Maxwell testified Madera-Rodriguez swung the sledgehammer to break into Melgar’s room. The group received permission to enter from Melgar’s supervisor before breaking in, Maxwell and Matthews said in court.
As part of their plea deals, Matthews, Maxwell and DeDolph agreed to testify at Madera-Rodriguez’ trial, officials have said.
Matthews pleaded guilty for his role in Melgar’s death in May 2019, and he was sentenced to one year in prison. Maxwell pleaded guilty in June 2019 and received a four-year prison sentence. DeDolph pleaded guilty in January. He was sentenced to 10 years in prison.
Madera-Rodriguez enlisted in the Marine Corps in 2003 and joined the elite ranks of the Marine Raiders in 2010, his Marine Corps service records show. In addition to serving in Mali, he served in Iraq.
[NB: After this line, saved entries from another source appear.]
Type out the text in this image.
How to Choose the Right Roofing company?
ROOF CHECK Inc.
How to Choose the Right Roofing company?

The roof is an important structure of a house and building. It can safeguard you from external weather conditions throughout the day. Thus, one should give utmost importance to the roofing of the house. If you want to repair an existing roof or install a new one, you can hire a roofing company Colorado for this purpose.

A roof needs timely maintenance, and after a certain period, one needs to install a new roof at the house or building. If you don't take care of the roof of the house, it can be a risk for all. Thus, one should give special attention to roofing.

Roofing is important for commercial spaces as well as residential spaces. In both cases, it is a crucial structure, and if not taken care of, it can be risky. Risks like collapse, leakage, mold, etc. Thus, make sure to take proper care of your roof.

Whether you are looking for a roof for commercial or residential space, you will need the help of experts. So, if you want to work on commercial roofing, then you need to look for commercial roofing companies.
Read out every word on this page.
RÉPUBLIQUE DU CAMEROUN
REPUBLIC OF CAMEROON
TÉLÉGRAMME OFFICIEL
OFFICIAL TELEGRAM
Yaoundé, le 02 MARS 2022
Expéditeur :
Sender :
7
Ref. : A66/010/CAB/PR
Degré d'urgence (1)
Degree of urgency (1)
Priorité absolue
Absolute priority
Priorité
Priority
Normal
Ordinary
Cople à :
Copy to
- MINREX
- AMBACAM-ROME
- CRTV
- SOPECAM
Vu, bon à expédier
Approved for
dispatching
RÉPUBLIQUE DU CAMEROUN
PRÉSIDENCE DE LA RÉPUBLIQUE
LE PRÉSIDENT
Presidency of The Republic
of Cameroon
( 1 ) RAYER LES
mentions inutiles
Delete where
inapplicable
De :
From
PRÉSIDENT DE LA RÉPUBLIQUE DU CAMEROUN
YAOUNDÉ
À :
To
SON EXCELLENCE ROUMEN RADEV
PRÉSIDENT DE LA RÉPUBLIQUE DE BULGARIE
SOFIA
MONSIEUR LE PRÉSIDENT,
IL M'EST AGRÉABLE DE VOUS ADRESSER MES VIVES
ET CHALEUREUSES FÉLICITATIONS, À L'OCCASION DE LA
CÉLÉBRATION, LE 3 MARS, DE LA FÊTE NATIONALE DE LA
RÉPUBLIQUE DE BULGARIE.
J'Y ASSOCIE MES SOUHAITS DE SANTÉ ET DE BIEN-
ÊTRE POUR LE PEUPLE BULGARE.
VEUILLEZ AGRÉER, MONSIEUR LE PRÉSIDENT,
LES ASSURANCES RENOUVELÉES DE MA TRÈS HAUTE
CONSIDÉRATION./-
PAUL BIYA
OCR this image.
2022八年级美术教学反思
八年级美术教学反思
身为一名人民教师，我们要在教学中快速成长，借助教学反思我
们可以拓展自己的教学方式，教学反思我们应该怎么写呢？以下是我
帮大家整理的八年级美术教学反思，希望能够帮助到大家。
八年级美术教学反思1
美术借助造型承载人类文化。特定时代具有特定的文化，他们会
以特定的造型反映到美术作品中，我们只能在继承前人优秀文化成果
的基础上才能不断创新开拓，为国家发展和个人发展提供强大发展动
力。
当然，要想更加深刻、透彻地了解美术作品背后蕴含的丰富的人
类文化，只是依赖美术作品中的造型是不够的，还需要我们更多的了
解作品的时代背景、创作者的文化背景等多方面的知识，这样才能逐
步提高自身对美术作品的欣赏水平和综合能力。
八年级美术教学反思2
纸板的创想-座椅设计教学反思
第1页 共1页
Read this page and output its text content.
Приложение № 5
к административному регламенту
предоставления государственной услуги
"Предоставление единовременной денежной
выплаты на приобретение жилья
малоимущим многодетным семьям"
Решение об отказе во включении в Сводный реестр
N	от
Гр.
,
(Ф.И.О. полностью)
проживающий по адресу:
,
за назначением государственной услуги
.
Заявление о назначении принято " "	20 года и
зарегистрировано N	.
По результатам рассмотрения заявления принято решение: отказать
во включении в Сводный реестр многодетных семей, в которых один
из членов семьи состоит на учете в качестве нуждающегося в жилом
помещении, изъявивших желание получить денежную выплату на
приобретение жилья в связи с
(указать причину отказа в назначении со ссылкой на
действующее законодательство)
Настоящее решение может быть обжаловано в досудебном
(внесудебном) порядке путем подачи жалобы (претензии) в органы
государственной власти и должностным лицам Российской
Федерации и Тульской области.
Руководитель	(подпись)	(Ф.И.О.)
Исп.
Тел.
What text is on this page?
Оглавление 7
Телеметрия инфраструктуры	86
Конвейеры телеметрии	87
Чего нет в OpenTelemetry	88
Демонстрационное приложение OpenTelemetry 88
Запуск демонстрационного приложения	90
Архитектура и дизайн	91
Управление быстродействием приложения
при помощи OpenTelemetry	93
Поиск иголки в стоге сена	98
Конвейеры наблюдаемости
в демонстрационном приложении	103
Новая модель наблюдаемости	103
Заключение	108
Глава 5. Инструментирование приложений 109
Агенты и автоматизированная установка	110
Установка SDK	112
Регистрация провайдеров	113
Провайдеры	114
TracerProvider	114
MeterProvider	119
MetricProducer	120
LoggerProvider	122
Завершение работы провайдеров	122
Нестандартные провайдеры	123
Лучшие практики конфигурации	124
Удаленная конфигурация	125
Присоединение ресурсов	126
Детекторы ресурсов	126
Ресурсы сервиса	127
Melgar, a Special Forces engineer sergeant, enlisted in the Army in 2012 and joined the Fort Bragg, N.C.-based 3rd Special Forces Group about one year later. In court testimony, Green Berets described him as a mature and fast-rising star in the unit who had proven himself in intense combat in Afghanistan.
“I would say the type of meticulousness, professionalism, candor and excitement Logan brought were extremely rare, even among elite operators,’ Chief Warrant Officer 2 Kevin Strupkus, who commanded Melgar in Afghanistan, testified in 2019. ” Third Group lost a phenomenal operator.”